How has COVID-19 changed your operations?
“It was difficult to anticipate just how big an effect COVID-19 would have on patients, the service, ourselves and colleagues. Throughout the pandemic our priority was to maintain our core service – providing specialist care to the most critically ill and injured.
In addition to providing prehospital critical care we have assisted the national effort in a number of ways. Some of our Specialist Paramedics in Critical Care have teamed up with a multi-disciplinary team carrying out COVID-19 intensive care inter-hospital transfers. These transfers were from around the South West of England and the team were ready to assist the Nightingale Hospital in Bristol if needed. As well as this, some of our Specialist Paramedics in Critical Care have formed part of a clinical advice line, working with South Western Ambulance Service Foundation Trust offering senior on-call support to colleagues within the ambulance service.

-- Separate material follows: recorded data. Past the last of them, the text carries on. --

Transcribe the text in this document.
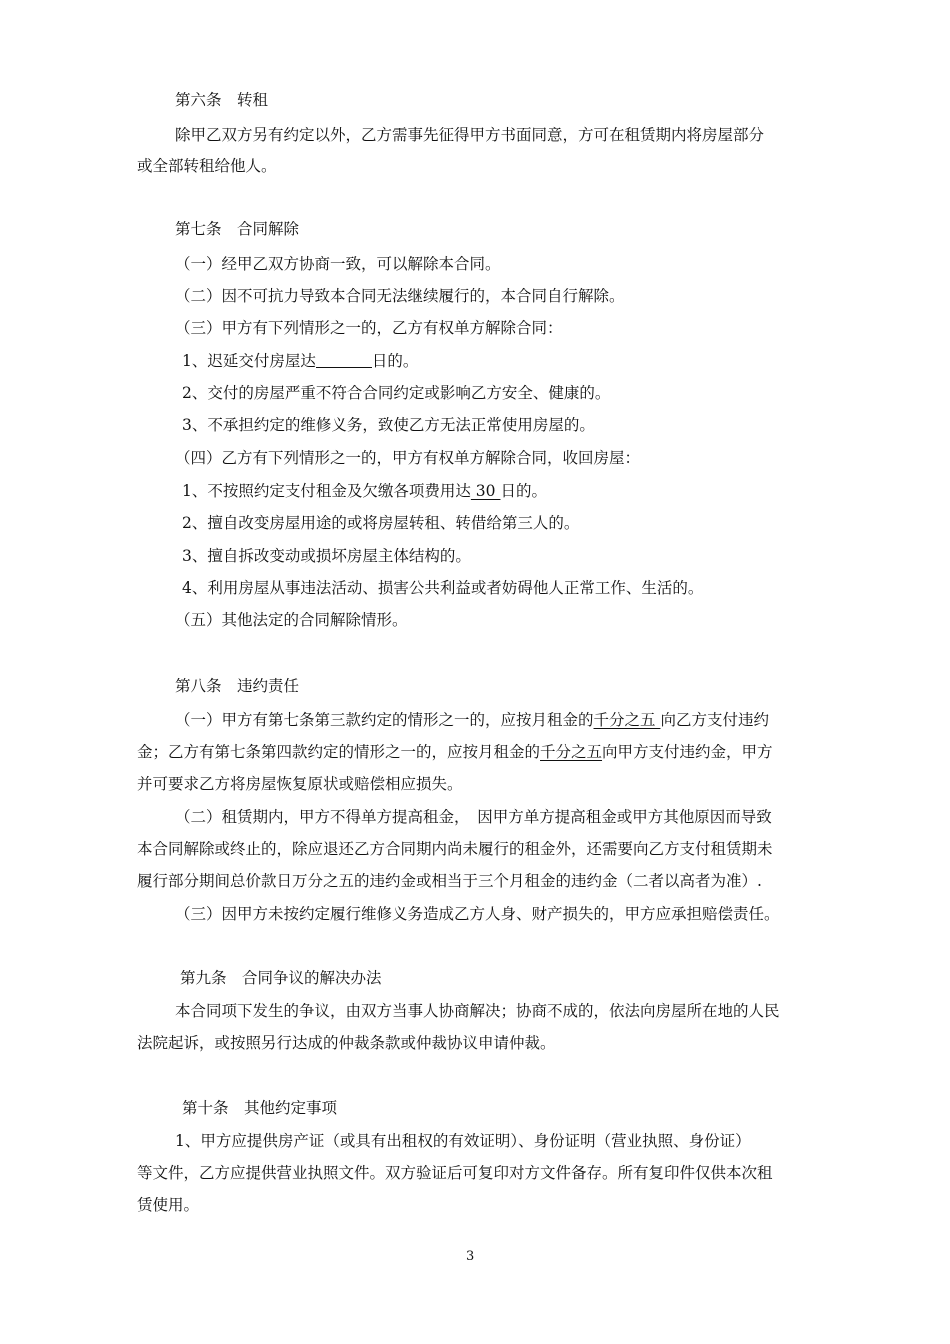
第六条　转租
除甲乙双方另有约定以外，乙方需事先征得甲方书面同意，方可在租赁期内将房屋部分
或全部转租给他人。
第七条　合同解除
（一）经甲乙双方协商一致，可以解除本合同。
（二）因不可抗力导致本合同无法继续履行的，本合同自行解除。
（三）甲方有下列情形之一的，乙方有权单方解除合同：
1、迟延交付房屋达	日的。
2、交付的房屋严重不符合合同约定或影响乙方安全、健康的。
3、不承担约定的维修义务，致使乙方无法正常使用房屋的。
（四）乙方有下列情形之一的，甲方有权单方解除合同，收回房屋：
1、不按照约定支付租金及欠缴各项费用达 30 日的。
2、擅自改变房屋用途的或将房屋转租、转借给第三人的。
3、擅自拆改变动或损坏房屋主体结构的。
4、利用房屋从事违法活动、损害公共利益或者妨碍他人正常工作、生活的。
（五）其他法定的合同解除情形。
第八条　违约责任
（一）甲方有第七条第三款约定的情形之一的，应按月租金的千分之五 向乙方支付违约
金；乙方有第七条第四款约定的情形之一的，应按月租金的千分之五向甲方支付违约金，甲方
并可要求乙方将房屋恢复原状或赔偿相应损失。
（二）租赁期内，甲方不得单方提高租金，　因甲方单方提高租金或甲方其他原因而导致
本合同解除或终止的，除应退还乙方合同期内尚未履行的租金外，还需要向乙方支付租赁期未
履行部分期间总价款日万分之五的违约金或相当于三个月租金的违约金（二者以高者为准）.
（三）因甲方未按约定履行维修义务造成乙方人身、财产损失的，甲方应承担赔偿责任。
第九条　合同争议的解决办法
本合同项下发生的争议，由双方当事人协商解决；协商不成的，依法向房屋所在地的人民
法院起诉，或按照另行达成的仲裁条款或仲裁协议申请仲裁。
第十条　其他约定事项
1、甲方应提供房产证（或具有出租权的有效证明）、身份证明（营业执照、身份证）
等文件，乙方应提供营业执照文件。双方验证后可复印对方文件备存。所有复印件仅供本次租
赁使用。
3
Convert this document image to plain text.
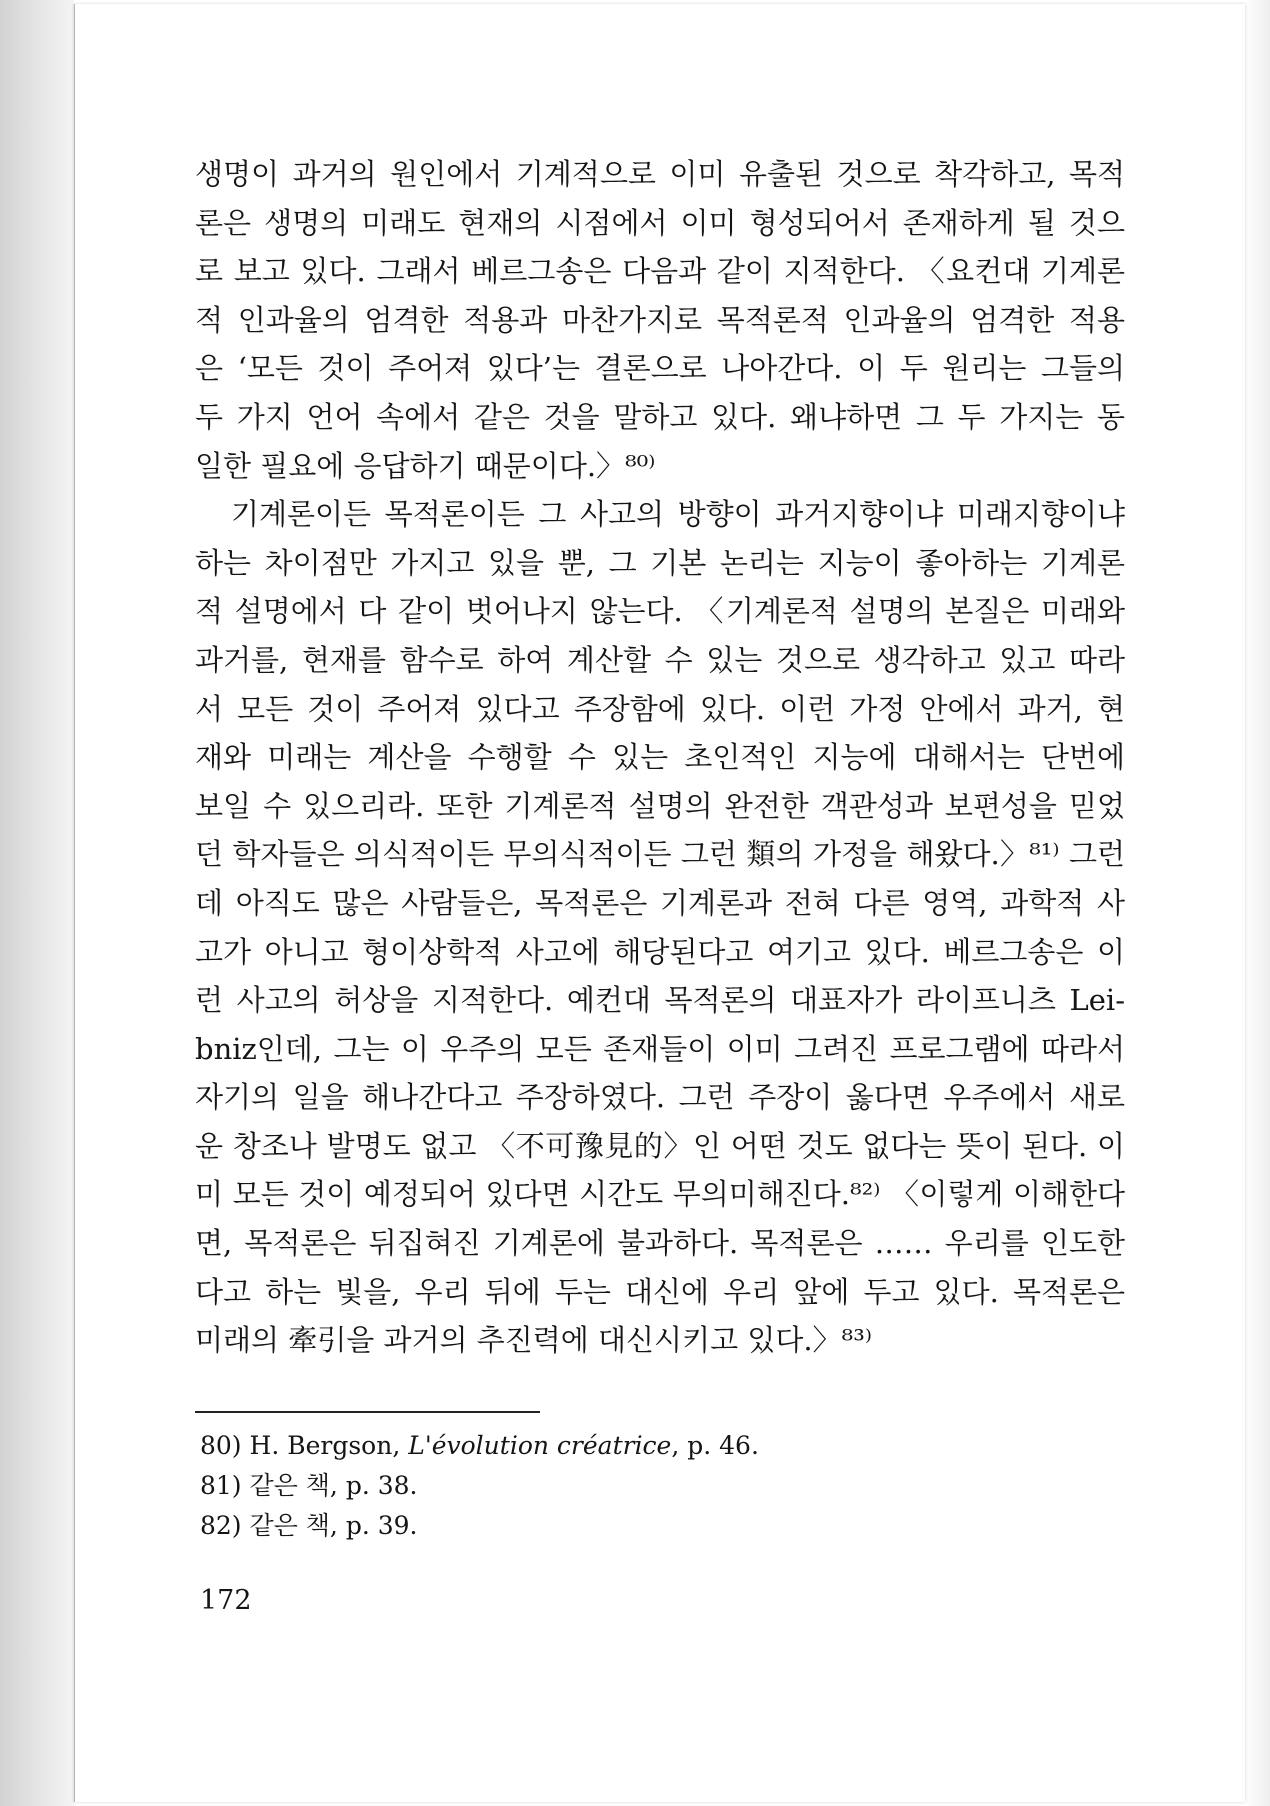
생명이 과거의 원인에서 기계적으로 이미 유출된 것으로 착각하고, 목적
론은 생명의 미래도 현재의 시점에서 이미 형성되어서 존재하게 될 것으
로 보고 있다. 그래서 베르그송은 다음과 같이 지적한다. 〈요컨대 기계론
적 인과율의 엄격한 적용과 마찬가지로 목적론적 인과율의 엄격한 적용
은 ‘모든 것이 주어져 있다’는 결론으로 나아간다. 이 두 원리는 그들의
두 가지 언어 속에서 같은 것을 말하고 있다. 왜냐하면 그 두 가지는 동
일한 필요에 응답하기 때문이다.〉⁸⁰⁾
기계론이든 목적론이든 그 사고의 방향이 과거지향이냐 미래지향이냐
하는 차이점만 가지고 있을 뿐, 그 기본 논리는 지능이 좋아하는 기계론
적 설명에서 다 같이 벗어나지 않는다. 〈기계론적 설명의 본질은 미래와
과거를, 현재를 함수로 하여 계산할 수 있는 것으로 생각하고 있고 따라
서 모든 것이 주어져 있다고 주장함에 있다. 이런 가정 안에서 과거, 현
재와 미래는 계산을 수행할 수 있는 초인적인 지능에 대해서는 단번에
보일 수 있으리라. 또한 기계론적 설명의 완전한 객관성과 보편성을 믿었
던 학자들은 의식적이든 무의식적이든 그런 類의 가정을 해왔다.〉⁸¹⁾ 그런
데 아직도 많은 사람들은, 목적론은 기계론과 전혀 다른 영역, 과학적 사
고가 아니고 형이상학적 사고에 해당된다고 여기고 있다. 베르그송은 이
런 사고의 허상을 지적한다. 예컨대 목적론의 대표자가 라이프니츠 Lei-
bniz인데, 그는 이 우주의 모든 존재들이 이미 그려진 프로그램에 따라서
자기의 일을 해나간다고 주장하였다. 그런 주장이 옳다면 우주에서 새로
운 창조나 발명도 없고 〈不可豫見的〉인 어떤 것도 없다는 뜻이 된다. 이
미 모든 것이 예정되어 있다면 시간도 무의미해진다.⁸²⁾ 〈이렇게 이해한다
면, 목적론은 뒤집혀진 기계론에 불과하다. 목적론은 …… 우리를 인도한
다고 하는 빛을, 우리 뒤에 두는 대신에 우리 앞에 두고 있다. 목적론은
미래의 牽引을 과거의 추진력에 대신시키고 있다.〉⁸³⁾
80) H. Bergson, L'évolution créatrice, p. 46.
81) 같은 책, p. 38.
82) 같은 책, p. 39.
172
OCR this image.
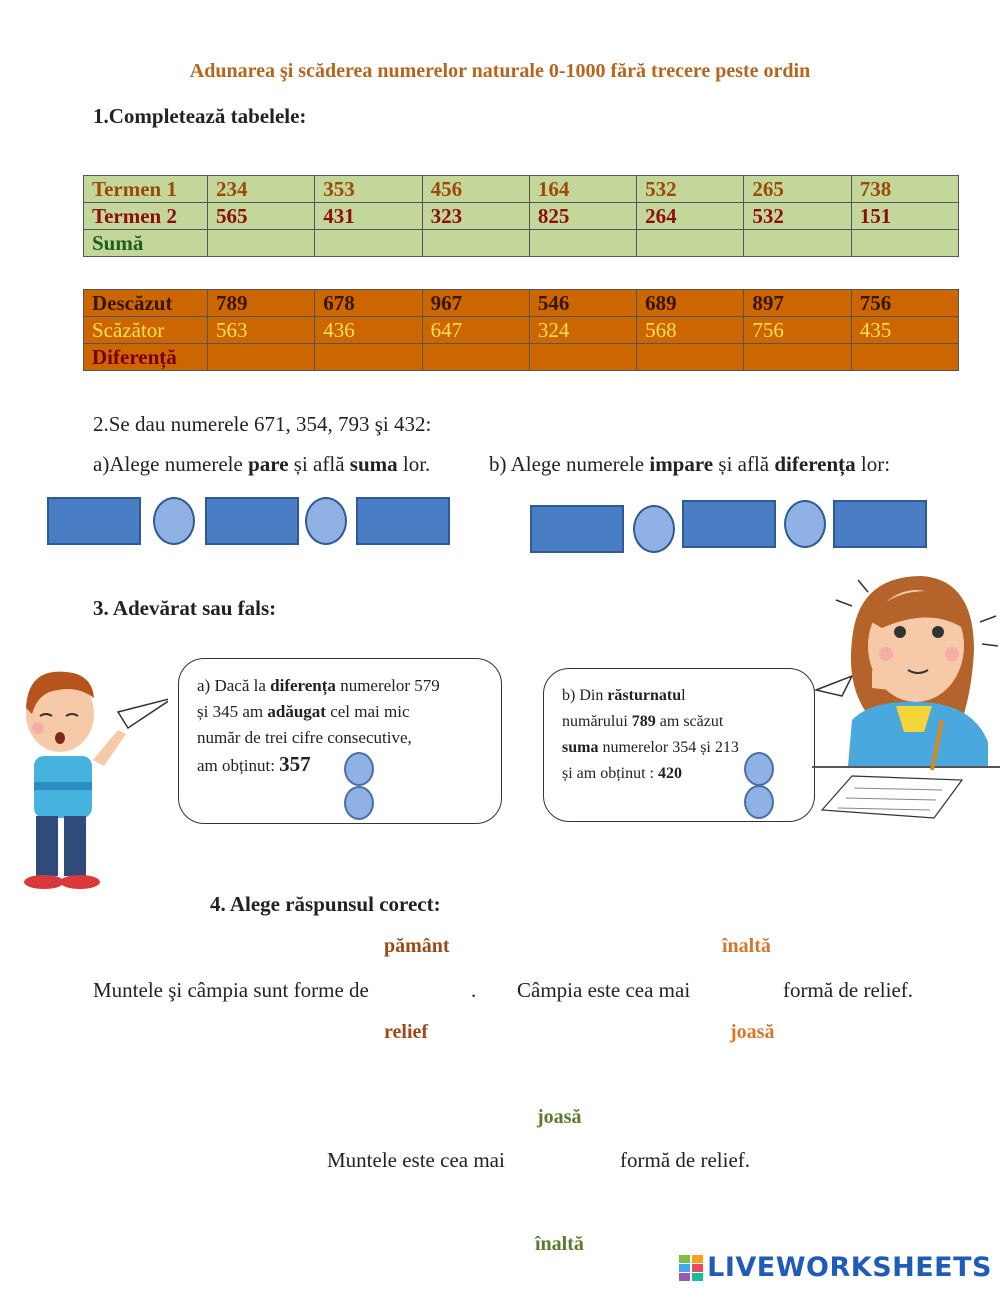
Adunarea şi scăderea numerelor naturale 0-1000 fără trecere peste ordin
1.Completează tabelele:
Termen 1	234	353	456	164	532	265	738
Termen 2	565	431	323	825	264	532	151
Sumă							
Descăzut	789	678	967	546	689	897	756
Scăzător	563	436	647	324	568	756	435
Diferență							
2.Se dau numerele 671, 354, 793 şi 432:
a)Alege numerele pare și află suma lor.	b) Alege numerele impare și află diferența lor:
3. Adevărat sau fals:
a) Dacă la diferența numerelor 579
și 345 am adăugat cel mai mic
număr de trei cifre consecutive,
am obținut: 357
b) Din răsturnatul
numărului 789 am scăzut
suma numerelor 354 și 213
și am obținut : 420
4. Alege răspunsul corect:
pământ	înaltă
Muntele şi câmpia sunt forme de	. Câmpia este cea mai	formă de relief.
relief	joasă
joasă
Muntele este cea mai	formă de relief.
înaltă
LIVEWORKSHEETS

The biggest change operationally was the introduction of higher grade personal protective equipment (PPE). Similar to many health care providers caring for the critically ill and injured throughout the pandemic, we continue to wear an increase level of protection. Our PPE consists of water-repellent coveralls, face shields and personal respirators to which our worn over our flame-retardant flight suits.”
What is it like working in PPE and what challenges does this throw up?
“Some incidents we attend can be physically or mentally demanding. Wearing additional (and at times uncomfortable) PPE adds an additional layer of stress to our bodies and can make it harder to identify verbal and non-verbal communication cues. These challenges have been overcome by having a greater awareness of these difficulties, training in PPE and closely working with our in-hospital and pre-hospital colleagues.”
How have you felt personally working during COVID-19?
“Thankfully there are many success stories, however, on occasion we do have the unfortunate task of delivering sad news to families. This is such a delicate matter and so hard to do in PPE. This is by far one of the most challenging and upsetting things any of us have had to do during this time. Until official guidance changes we continue to implement additional safety measures to protect our patients, the public and our crew.”
Have you got any words for our supporters?
“Throughout the pandemic all of us have been taken aback by the kind support of local businesses and the public we serve. These have been tough times for all and we could not provide the service we do without the good will of the volunteers and supporters. Whether you are a life-long supporter, you play the lottery, participate in fundraising events or make a one-off donation, every penny goes towards this life saving service.
On behalf of all the clinical team, we give our whole-hearted thanks.”